Интервью

У смерти красные глаза. Интервью с Петером Бруннером


Петер Бруннер

В прошлом году Петер приезжал в Иваново на фестиваль «Зеркало», где его первый полнометражный фильм «Мое слепое сердце» получил специальное упоминание жюри. В этом году аналогичной наградой на кинофестивале в Карловых Варах был отмечен его следующий фильм «Те, кто падает, могут летать», в котором Петер трансформировал личную историю потери близкого человека в визионерскую готическую драму — завораживающую, страшную, красивую, чувственную, болезненную.

Бабушка (ее играет мать режиссера) с внучками Кати и Пиа живет в загородном доме. 15-летняя Кати страдает астмой, ей сложно дышать.
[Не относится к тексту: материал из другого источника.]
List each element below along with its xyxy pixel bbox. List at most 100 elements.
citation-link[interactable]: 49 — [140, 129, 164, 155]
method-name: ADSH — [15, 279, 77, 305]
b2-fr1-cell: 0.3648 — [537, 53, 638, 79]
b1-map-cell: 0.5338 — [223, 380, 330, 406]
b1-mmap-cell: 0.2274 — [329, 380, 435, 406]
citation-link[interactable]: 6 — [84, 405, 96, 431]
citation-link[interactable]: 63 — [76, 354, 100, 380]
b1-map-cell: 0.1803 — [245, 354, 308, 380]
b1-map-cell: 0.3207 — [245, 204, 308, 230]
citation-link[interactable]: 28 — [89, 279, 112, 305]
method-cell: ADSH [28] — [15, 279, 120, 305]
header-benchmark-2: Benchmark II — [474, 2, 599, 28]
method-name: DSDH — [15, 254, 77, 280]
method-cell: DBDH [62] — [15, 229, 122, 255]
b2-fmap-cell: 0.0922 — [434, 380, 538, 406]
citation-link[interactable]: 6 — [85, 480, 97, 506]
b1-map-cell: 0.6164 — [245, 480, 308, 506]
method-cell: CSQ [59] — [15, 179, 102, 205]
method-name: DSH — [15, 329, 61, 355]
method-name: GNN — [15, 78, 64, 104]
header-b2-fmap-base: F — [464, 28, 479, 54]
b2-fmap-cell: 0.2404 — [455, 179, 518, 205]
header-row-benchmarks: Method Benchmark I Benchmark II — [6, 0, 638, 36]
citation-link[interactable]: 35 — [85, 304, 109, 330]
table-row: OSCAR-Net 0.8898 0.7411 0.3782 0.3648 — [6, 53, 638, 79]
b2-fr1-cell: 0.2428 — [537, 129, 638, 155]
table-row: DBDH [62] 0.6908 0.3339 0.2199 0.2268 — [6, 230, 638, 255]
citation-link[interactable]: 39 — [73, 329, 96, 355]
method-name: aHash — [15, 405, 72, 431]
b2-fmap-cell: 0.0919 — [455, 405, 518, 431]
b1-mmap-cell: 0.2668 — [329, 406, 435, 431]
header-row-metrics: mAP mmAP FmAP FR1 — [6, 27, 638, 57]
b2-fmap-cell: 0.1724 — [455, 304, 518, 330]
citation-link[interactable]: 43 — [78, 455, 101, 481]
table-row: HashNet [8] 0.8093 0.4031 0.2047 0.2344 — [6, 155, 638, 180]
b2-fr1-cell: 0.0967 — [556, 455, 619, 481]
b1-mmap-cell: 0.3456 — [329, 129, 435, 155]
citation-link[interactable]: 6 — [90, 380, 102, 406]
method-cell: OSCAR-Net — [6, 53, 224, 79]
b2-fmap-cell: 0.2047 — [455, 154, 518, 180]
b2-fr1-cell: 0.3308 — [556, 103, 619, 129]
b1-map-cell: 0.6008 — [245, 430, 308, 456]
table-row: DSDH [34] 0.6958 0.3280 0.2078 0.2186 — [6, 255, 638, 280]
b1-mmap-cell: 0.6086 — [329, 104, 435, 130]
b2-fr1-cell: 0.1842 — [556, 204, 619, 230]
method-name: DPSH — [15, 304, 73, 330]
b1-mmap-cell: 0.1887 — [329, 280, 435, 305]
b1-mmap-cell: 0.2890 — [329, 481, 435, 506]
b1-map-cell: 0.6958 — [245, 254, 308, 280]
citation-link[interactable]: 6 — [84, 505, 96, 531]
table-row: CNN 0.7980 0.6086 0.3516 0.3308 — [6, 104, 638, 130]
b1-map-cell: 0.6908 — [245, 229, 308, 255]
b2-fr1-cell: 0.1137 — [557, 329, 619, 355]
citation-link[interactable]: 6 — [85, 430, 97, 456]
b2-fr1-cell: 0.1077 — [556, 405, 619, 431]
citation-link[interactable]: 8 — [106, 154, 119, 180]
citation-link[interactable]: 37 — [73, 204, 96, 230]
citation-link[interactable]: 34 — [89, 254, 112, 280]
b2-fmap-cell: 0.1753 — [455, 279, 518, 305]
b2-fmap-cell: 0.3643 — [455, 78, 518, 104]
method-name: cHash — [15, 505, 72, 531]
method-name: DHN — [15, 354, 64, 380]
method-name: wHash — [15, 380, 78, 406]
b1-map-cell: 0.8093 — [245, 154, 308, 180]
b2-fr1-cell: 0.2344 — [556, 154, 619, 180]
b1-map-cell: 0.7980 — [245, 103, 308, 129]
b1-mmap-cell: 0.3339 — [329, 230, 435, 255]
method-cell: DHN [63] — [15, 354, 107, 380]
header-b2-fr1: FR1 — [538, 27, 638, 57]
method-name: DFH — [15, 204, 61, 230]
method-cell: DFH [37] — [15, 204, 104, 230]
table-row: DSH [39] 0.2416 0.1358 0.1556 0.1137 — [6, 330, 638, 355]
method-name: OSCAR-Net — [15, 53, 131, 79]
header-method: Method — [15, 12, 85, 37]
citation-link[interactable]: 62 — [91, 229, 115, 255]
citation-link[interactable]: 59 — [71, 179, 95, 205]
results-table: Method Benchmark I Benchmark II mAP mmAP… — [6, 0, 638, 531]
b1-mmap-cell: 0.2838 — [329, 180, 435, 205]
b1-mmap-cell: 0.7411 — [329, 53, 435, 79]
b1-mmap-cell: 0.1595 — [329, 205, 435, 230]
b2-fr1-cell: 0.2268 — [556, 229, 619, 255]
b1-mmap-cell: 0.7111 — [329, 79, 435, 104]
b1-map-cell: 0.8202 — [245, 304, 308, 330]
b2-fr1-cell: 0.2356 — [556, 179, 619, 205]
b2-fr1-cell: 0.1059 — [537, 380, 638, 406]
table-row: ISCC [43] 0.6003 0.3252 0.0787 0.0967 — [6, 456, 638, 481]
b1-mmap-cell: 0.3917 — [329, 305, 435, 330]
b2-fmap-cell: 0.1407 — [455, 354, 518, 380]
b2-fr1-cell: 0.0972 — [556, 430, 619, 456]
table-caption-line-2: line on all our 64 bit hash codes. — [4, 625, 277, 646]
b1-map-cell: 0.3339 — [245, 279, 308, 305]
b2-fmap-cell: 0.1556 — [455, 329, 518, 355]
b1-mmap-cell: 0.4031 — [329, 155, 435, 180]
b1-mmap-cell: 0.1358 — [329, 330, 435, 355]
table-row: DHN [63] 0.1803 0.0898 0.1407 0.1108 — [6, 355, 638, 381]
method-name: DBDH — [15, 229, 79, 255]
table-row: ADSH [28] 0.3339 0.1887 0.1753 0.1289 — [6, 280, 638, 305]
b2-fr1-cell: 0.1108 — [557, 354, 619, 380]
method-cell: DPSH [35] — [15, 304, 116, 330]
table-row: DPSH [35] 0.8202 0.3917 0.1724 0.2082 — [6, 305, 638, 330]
Но в свои легкие она не может впустить не воздух, а мысль о том, что бабушка скоро умрет. Она зарывается в грязь, представляет свое тело униженным, взломанным, прячется в темных углах, чтобы сбежать от необходимости проститься. За ее метаниями наблюдает маленькая Пиа — то ли сестра, то ли нет… Времена переплетаются, линейность рушится — смерть где-то рядом или уже позади, она только подкрадывается или уже отступает. «С кем я буду говорить, когда тебя не станет?» — спрашивает Кати. «Ты найдешь место, которое будет тебе напоминать обо мне, и продолжишь разговор», — отвечает бабушка. Фильм «Те, кто падает, могут летать» — это пространство, где Петер Бруннер разговаривает с теми, кого больше нет: со своим детством, с бабушкой, с прежним собой.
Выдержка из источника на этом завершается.